Our webapp started throwing SqlExceptions over the weekend, which quickly escalated this morning once the bulk of our users started using the app again. I managed to track the issue down to 1 db, which was pegged at 100% CPU. My first attempt to resolve it was to scale it up from a Basic to S0, which didn't help. I then tried stopping the webapp and restoring a copy of the DB to see if a new instance of the DB would be free from these issues - it didn't help. Then in a blind panic, I kept scaling up in the hope that at some point the issue would resolve. It finally did at S3.
So thankfully my webapp is now working again, but I don't want to be paying for an S3 DB when I clearly shouldn't be at that level, so I'd like to figure out what the cause of the issue is, and how to properly resolve it so that I can scale back down.

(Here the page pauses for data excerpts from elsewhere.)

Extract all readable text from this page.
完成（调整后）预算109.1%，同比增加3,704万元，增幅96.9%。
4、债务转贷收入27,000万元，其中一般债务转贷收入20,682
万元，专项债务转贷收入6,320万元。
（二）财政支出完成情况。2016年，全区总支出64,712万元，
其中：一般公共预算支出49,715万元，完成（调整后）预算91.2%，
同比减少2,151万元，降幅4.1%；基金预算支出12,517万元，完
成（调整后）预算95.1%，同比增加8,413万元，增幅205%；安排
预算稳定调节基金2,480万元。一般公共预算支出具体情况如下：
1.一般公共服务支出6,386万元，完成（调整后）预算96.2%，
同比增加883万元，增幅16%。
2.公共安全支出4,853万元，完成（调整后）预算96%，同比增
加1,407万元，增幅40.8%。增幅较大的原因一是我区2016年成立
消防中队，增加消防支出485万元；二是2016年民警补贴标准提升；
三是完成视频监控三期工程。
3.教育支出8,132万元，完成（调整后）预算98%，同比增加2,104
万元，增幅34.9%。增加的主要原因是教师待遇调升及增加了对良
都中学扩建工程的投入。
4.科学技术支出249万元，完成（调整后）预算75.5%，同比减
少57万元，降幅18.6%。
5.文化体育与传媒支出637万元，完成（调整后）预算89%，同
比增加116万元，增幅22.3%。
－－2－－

Under Diagnose, there is this message:
Active: At 02:26 AM, Saturday, 27 February 2021 UTC, the Azure monitoring system received the following information regarding your SQL database resource tht-uks1/tht-main:: We're sorry your SQL database is experiencing transient login failures. Currently, Azure shows the impacted time period for your SQL database resource at a two-minute granularity. The actual impact is likely less than a minute – average is 2s. We're working to determine the source of the problem
I don't know if this is related or not, but figured it was worth mentioning.
Can anyone point me in the right direction for understanding what went wrong?